The Law of the Republic of Moldova on Franchising No. 1335 of 1 January 1997 is more detailed. It comprises nineteen articles divided into five Chapters: Chapter I: General Provisions (Articles 1 – 7), Chapter II: The Franchise Agreement (Articles 8 – 12), Chapter III: Rights and Obligations of the Parties (Articles 13 – 15), Chapter IV: Guarantees and the Protection of the Rights of Participants in the Franchise (Articles 16 – 17), and Chapter V: Final Provisions (Articles 18 - 19).

Chapter I: General Provisions (Articles 1 – 7) provides a definition of franchising, of the franchisor and of franchisees, lists the legislation that applies to franchising. Also Chapter I considers the field of application and the purpose of the franchise, and the different forms of franchising, i.e. corporate or commercial. These are defined as: “In the corporate form of franchising the franchisees participate in all stages of production of the franchisor. The characteristics of the corporate form are:

- a close relationship between franchisor and franchisee;
- the regular sharing of information;
- a detailed regulation of the activity and a high level of responsibility of the franchisee.

The commercial form of franchising provides for the distribution of goods or the providing of services. The characteristics of the commercial form are:

- a narrow specialisation of the franchisee by the distribution of one type of product or the providing of one type of service;
- the receipt by the franchisor of a fixed part of the revenue;
- the franchisee bearing the risk for products sold or services provided;
- the franchisee’s obligations not being precisely regulated.”

In general terms it is provided that the legal forms permitted are those admitted by the legislation in the place of residence of the parties.

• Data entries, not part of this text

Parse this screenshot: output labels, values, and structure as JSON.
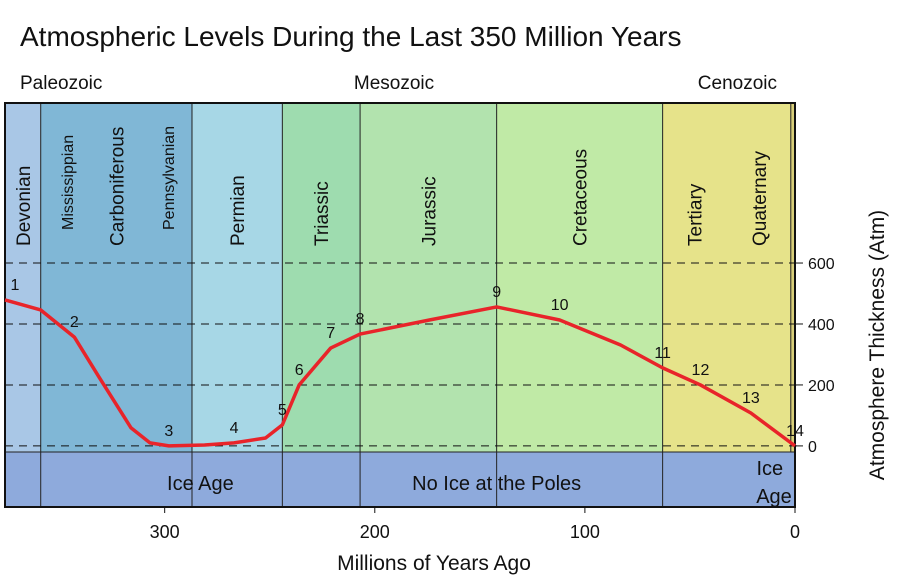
{
  "chart_data": {
    "type": "line",
    "title": "Atmospheric Levels During the Last 350 Million Years",
    "x_label": "Millions of Years Ago",
    "y_label": "Atmosphere Thickness (Atm)",
    "eras": [
      "Paleozoic",
      "Mesozoic",
      "Cenozoic"
    ],
    "bands": [
      {
        "start": 376,
        "end": 359,
        "color": "#a9c7e6",
        "labels": [
          "Devonian"
        ]
      },
      {
        "start": 359,
        "end": 287,
        "color": "#80b7d6",
        "labels": [
          "Mississippian",
          "Carboniferous",
          "Pennsylvanian"
        ]
      },
      {
        "start": 287,
        "end": 244,
        "color": "#a7d7e6",
        "labels": [
          "Permian"
        ]
      },
      {
        "start": 244,
        "end": 207,
        "color": "#9edcaf",
        "labels": [
          "Triassic"
        ]
      },
      {
        "start": 207,
        "end": 142,
        "color": "#b2e3ae",
        "labels": [
          "Jurassic"
        ]
      },
      {
        "start": 142,
        "end": 63,
        "color": "#c0eaa6",
        "labels": [
          "Cretaceous"
        ]
      },
      {
        "start": 63,
        "end": 2,
        "color": "#e6e38a",
        "labels": [
          "Tertiary",
          "Quaternary"
        ]
      }
    ],
    "ice_labels": [
      {
        "text": "Ice Age",
        "x": 283
      },
      {
        "text": "No Ice at the Poles",
        "x": 142
      },
      {
        "text": "Ice",
        "x": 12
      },
      {
        "text": "Age",
        "x": 10
      }
    ],
    "x": [
      376,
      359,
      343,
      331,
      316,
      307,
      298,
      281,
      267,
      252,
      244,
      236,
      221,
      207,
      174,
      142,
      112,
      83,
      63,
      45,
      21,
      0
    ],
    "series": [
      {
        "name": "Atmosphere",
        "color": "#e8242a",
        "values": [
          479,
          446,
          357,
          223,
          59,
          10,
          0,
          3,
          10,
          26,
          69,
          200,
          321,
          367,
          413,
          456,
          413,
          331,
          256,
          200,
          108,
          0
        ],
        "labels": [
          "1",
          null,
          "2",
          null,
          null,
          null,
          "3",
          null,
          "4",
          null,
          "5",
          "6",
          "7",
          "8",
          null,
          "9",
          "10",
          null,
          "11",
          "12",
          "13",
          "14"
        ]
      }
    ],
    "xlim": [
      376,
      0
    ],
    "xticks": [
      300,
      200,
      100,
      0
    ],
    "ylim": [
      -20,
      1125
    ],
    "yticks": [
      0,
      200,
      400,
      600
    ],
    "grid": true
  }
}
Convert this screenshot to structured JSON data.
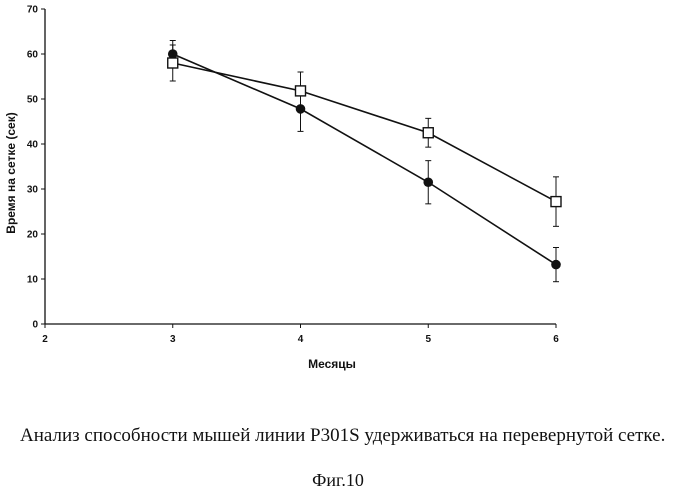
{
  "chart_data": {
    "type": "line",
    "title": "",
    "xlabel": "Месяцы",
    "ylabel": "Время на сетке (сек)",
    "xlim": [
      2,
      6
    ],
    "ylim": [
      0,
      70
    ],
    "x_ticks": [
      "2",
      "3",
      "4",
      "5",
      "6"
    ],
    "y_ticks": [
      "0",
      "10",
      "20",
      "30",
      "40",
      "50",
      "60",
      "70"
    ],
    "grid": false,
    "legend": "none",
    "series": [
      {
        "marker": "filled-circle",
        "color": "#111111",
        "x": [
          3,
          4,
          5,
          6
        ],
        "y": [
          60,
          47.8,
          31.5,
          13.2
        ],
        "error": [
          3.0,
          5.0,
          4.8,
          3.8
        ]
      },
      {
        "marker": "open-square",
        "color": "#111111",
        "x": [
          3,
          4,
          5,
          6
        ],
        "y": [
          58,
          51.8,
          42.5,
          27.2
        ],
        "error": [
          4.0,
          4.2,
          3.2,
          5.5
        ]
      }
    ]
  },
  "caption": {
    "text": "Анализ способности мышей линии P301S удерживаться на перевернутой сетке.",
    "figure_label": "Фиг.10"
  }
}
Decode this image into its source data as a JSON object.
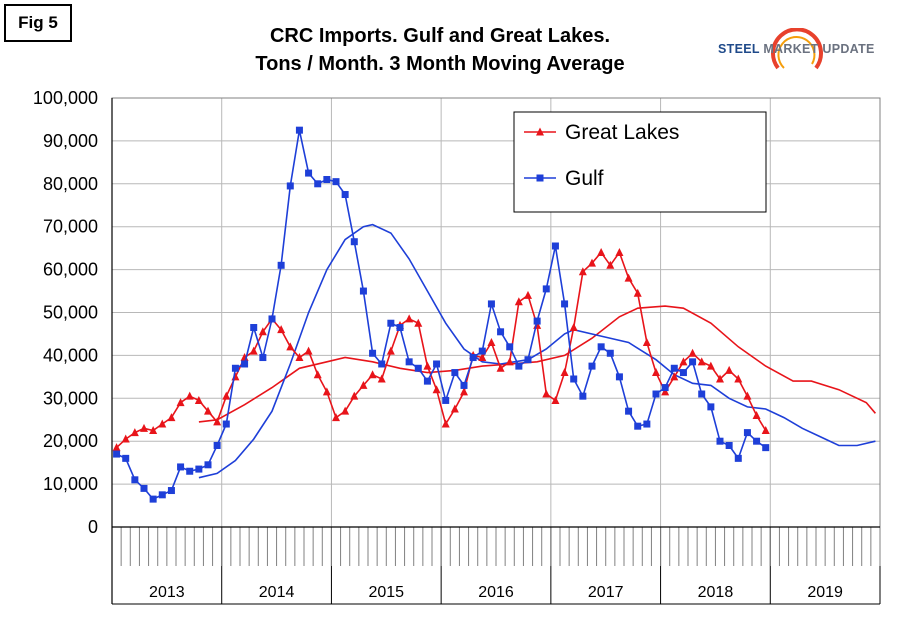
{
  "fig_label": "Fig 5",
  "logo": {
    "steel": "STEEL",
    "rest": " MARKET UPDATE",
    "color_primary": "#1f4a8a",
    "color_arc": "#e8412c"
  },
  "chart_data": {
    "type": "line",
    "title_line1": "CRC Imports. Gulf and Great Lakes.",
    "title_line2": "Tons / Month. 3 Month Moving Average",
    "ylim": [
      0,
      100000
    ],
    "yticks": [
      0,
      10000,
      20000,
      30000,
      40000,
      50000,
      60000,
      70000,
      80000,
      90000,
      100000
    ],
    "ytick_labels": [
      "0",
      "10,000",
      "20,000",
      "30,000",
      "40,000",
      "50,000",
      "60,000",
      "70,000",
      "80,000",
      "90,000",
      "100,000"
    ],
    "years": [
      "2013",
      "2014",
      "2015",
      "2016",
      "2017",
      "2018",
      "2019"
    ],
    "months_total": 84,
    "grid": true,
    "legend_position": "top-right",
    "series": [
      {
        "name": "Great Lakes",
        "color": "#e8141a",
        "marker": "triangle",
        "start_month": 1,
        "values": [
          18500,
          20500,
          22000,
          23000,
          22500,
          24000,
          25500,
          29000,
          30500,
          29500,
          27000,
          24500,
          30500,
          35000,
          39500,
          41000,
          45500,
          48500,
          46000,
          42000,
          39500,
          41000,
          35500,
          31500,
          25500,
          27000,
          30500,
          33000,
          35500,
          34500,
          41000,
          47000,
          48500,
          47500,
          37500,
          32000,
          24000,
          27500,
          31500,
          40000,
          39500,
          43000,
          37000,
          38500,
          52500,
          54000,
          47000,
          31000,
          29500,
          36000,
          46500,
          59500,
          61500,
          64000,
          61000,
          64000,
          58000,
          54500,
          43000,
          36000,
          31500,
          35000,
          38500,
          40500,
          38500,
          37500,
          34500,
          36500,
          34500,
          30500,
          26000,
          22500
        ]
      },
      {
        "name": "Gulf",
        "color": "#1e3fd8",
        "marker": "square",
        "start_month": 1,
        "values": [
          17000,
          16000,
          11000,
          9000,
          6500,
          7500,
          8500,
          14000,
          13000,
          13500,
          14500,
          19000,
          24000,
          37000,
          38000,
          46500,
          39500,
          48500,
          61000,
          79500,
          92500,
          82500,
          80000,
          81000,
          80500,
          77500,
          66500,
          55000,
          40500,
          38000,
          47500,
          46500,
          38500,
          37000,
          34000,
          38000,
          29500,
          36000,
          33000,
          39500,
          41000,
          52000,
          45500,
          42000,
          37500,
          39000,
          48000,
          55500,
          65500,
          52000,
          34500,
          30500,
          37500,
          42000,
          40500,
          35000,
          27000,
          23500,
          24000,
          31000,
          32500,
          37000,
          36000,
          38500,
          31000,
          28000,
          20000,
          19000,
          16000,
          22000,
          20000,
          18500
        ]
      }
    ],
    "trend_lines": [
      {
        "series": "Great Lakes",
        "color": "#e8141a",
        "points": [
          [
            10,
            24500
          ],
          [
            12,
            25000
          ],
          [
            15,
            28500
          ],
          [
            18,
            32500
          ],
          [
            21,
            37000
          ],
          [
            24,
            38500
          ],
          [
            26,
            39500
          ],
          [
            29,
            38500
          ],
          [
            32,
            37000
          ],
          [
            35,
            36000
          ],
          [
            38,
            36500
          ],
          [
            41,
            37500
          ],
          [
            44,
            38000
          ],
          [
            47,
            38500
          ],
          [
            50,
            40000
          ],
          [
            53,
            44000
          ],
          [
            56,
            49000
          ],
          [
            58,
            51000
          ],
          [
            61,
            51500
          ],
          [
            63,
            51000
          ],
          [
            66,
            47500
          ],
          [
            69,
            42000
          ],
          [
            72,
            37500
          ],
          [
            75,
            34000
          ],
          [
            77,
            34000
          ],
          [
            80,
            32000
          ],
          [
            83,
            29000
          ],
          [
            84,
            26500
          ]
        ]
      },
      {
        "series": "Gulf",
        "color": "#1e3fd8",
        "points": [
          [
            10,
            11500
          ],
          [
            12,
            12500
          ],
          [
            14,
            15500
          ],
          [
            16,
            20500
          ],
          [
            18,
            27000
          ],
          [
            20,
            38000
          ],
          [
            22,
            50000
          ],
          [
            24,
            60000
          ],
          [
            26,
            67000
          ],
          [
            28,
            70000
          ],
          [
            29,
            70500
          ],
          [
            31,
            68500
          ],
          [
            33,
            62500
          ],
          [
            35,
            55000
          ],
          [
            37,
            47500
          ],
          [
            39,
            41500
          ],
          [
            41,
            38500
          ],
          [
            43,
            38000
          ],
          [
            46,
            39000
          ],
          [
            48,
            41500
          ],
          [
            50,
            45000
          ],
          [
            51,
            46000
          ],
          [
            54,
            44500
          ],
          [
            57,
            43000
          ],
          [
            60,
            39000
          ],
          [
            62,
            35500
          ],
          [
            64,
            33500
          ],
          [
            66,
            33000
          ],
          [
            68,
            30000
          ],
          [
            70,
            28000
          ],
          [
            72,
            27500
          ],
          [
            74,
            25500
          ],
          [
            76,
            23000
          ],
          [
            78,
            21000
          ],
          [
            80,
            19000
          ],
          [
            82,
            19000
          ],
          [
            84,
            20000
          ]
        ]
      }
    ]
  }
}
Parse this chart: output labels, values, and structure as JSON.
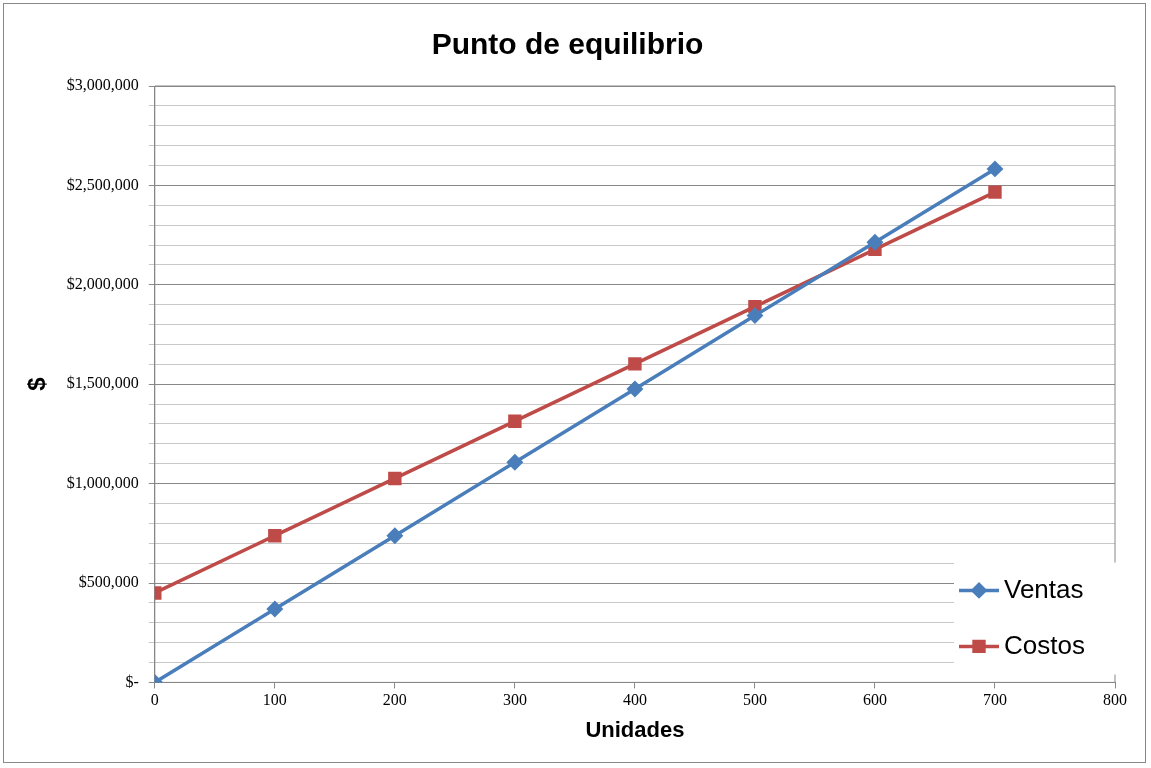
{
  "chart_data": {
    "type": "line",
    "title": "Punto de equilibrio",
    "xlabel": "Unidades",
    "ylabel": "$",
    "x": [
      0,
      100,
      200,
      300,
      400,
      500,
      600,
      700
    ],
    "series": [
      {
        "name": "Ventas",
        "color": "#4a7ebb",
        "marker": "diamond",
        "values": [
          0,
          369000,
          738000,
          1107000,
          1476000,
          1845000,
          2214000,
          2583000
        ]
      },
      {
        "name": "Costos",
        "color": "#be4b48",
        "marker": "square",
        "values": [
          450000,
          738000,
          1026000,
          1314000,
          1602000,
          1890000,
          2178000,
          2466000
        ]
      }
    ],
    "xlim": [
      0,
      800
    ],
    "xticks": [
      0,
      100,
      200,
      300,
      400,
      500,
      600,
      700,
      800
    ],
    "ylim": [
      0,
      3000000
    ],
    "yticks": [
      {
        "value": 0,
        "label": "$-"
      },
      {
        "value": 100000,
        "label": null
      },
      {
        "value": 200000,
        "label": null
      },
      {
        "value": 300000,
        "label": null
      },
      {
        "value": 400000,
        "label": null
      },
      {
        "value": 500000,
        "label": "$500,000"
      },
      {
        "value": 600000,
        "label": null
      },
      {
        "value": 700000,
        "label": null
      },
      {
        "value": 800000,
        "label": null
      },
      {
        "value": 900000,
        "label": null
      },
      {
        "value": 1000000,
        "label": "$1,000,000"
      },
      {
        "value": 1100000,
        "label": null
      },
      {
        "value": 1200000,
        "label": null
      },
      {
        "value": 1300000,
        "label": null
      },
      {
        "value": 1400000,
        "label": null
      },
      {
        "value": 1500000,
        "label": "$1,500,000"
      },
      {
        "value": 1600000,
        "label": null
      },
      {
        "value": 1700000,
        "label": null
      },
      {
        "value": 1800000,
        "label": null
      },
      {
        "value": 1900000,
        "label": null
      },
      {
        "value": 2000000,
        "label": "$2,000,000"
      },
      {
        "value": 2100000,
        "label": null
      },
      {
        "value": 2200000,
        "label": null
      },
      {
        "value": 2300000,
        "label": null
      },
      {
        "value": 2400000,
        "label": null
      },
      {
        "value": 2500000,
        "label": "$2,500,000"
      },
      {
        "value": 2600000,
        "label": null
      },
      {
        "value": 2700000,
        "label": null
      },
      {
        "value": 2800000,
        "label": null
      },
      {
        "value": 2900000,
        "label": null
      },
      {
        "value": 3000000,
        "label": "$3,000,000"
      }
    ],
    "grid": "y",
    "legend": "bottom right",
    "line_style": "solid"
  }
}
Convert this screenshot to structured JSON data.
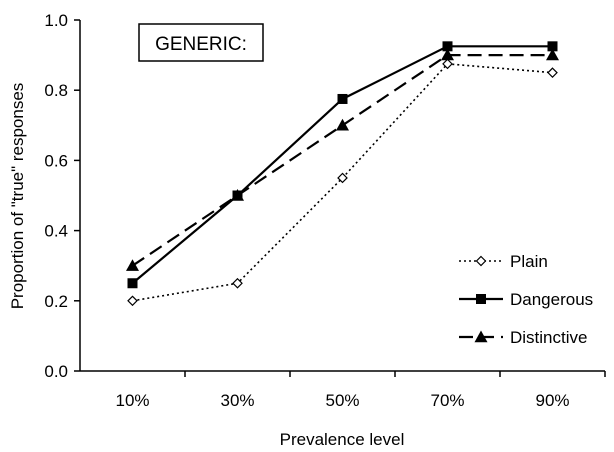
{
  "chart_data": {
    "type": "line",
    "box_label": "GENERIC:",
    "xlabel": "Prevalence level",
    "ylabel": "Proportion of \"true\" responses",
    "categories": [
      "10%",
      "30%",
      "50%",
      "70%",
      "90%"
    ],
    "ylim": [
      0,
      1
    ],
    "yticks": [
      "0.0",
      "0.2",
      "0.4",
      "0.6",
      "0.8",
      "1.0"
    ],
    "grid": false,
    "legend_position": "bottom-right",
    "series": [
      {
        "name": "Plain",
        "values": [
          0.2,
          0.25,
          0.55,
          0.875,
          0.85
        ],
        "line_style": "dotted",
        "marker": "open-diamond",
        "color": "#000000"
      },
      {
        "name": "Dangerous",
        "values": [
          0.25,
          0.5,
          0.775,
          0.925,
          0.925
        ],
        "line_style": "solid",
        "marker": "filled-square",
        "color": "#000000"
      },
      {
        "name": "Distinctive",
        "values": [
          0.3,
          0.5,
          0.7,
          0.9,
          0.9
        ],
        "line_style": "dashed",
        "marker": "filled-triangle",
        "color": "#000000"
      }
    ]
  }
}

Chapter II: The Franchise Agreement (Articles 8 – 12) deals with the preparation of the franchise proposal, which can be made by either party. The Law specifies that “The proposal must contain a business-plan with specifications for the production and/or distribution of the product, the providing of the service, the volume of the production, the salary levels of the employees, the prospective income, the volume and directions of the supplementary investments, and other conditions required by the franchisee or the franchisor”.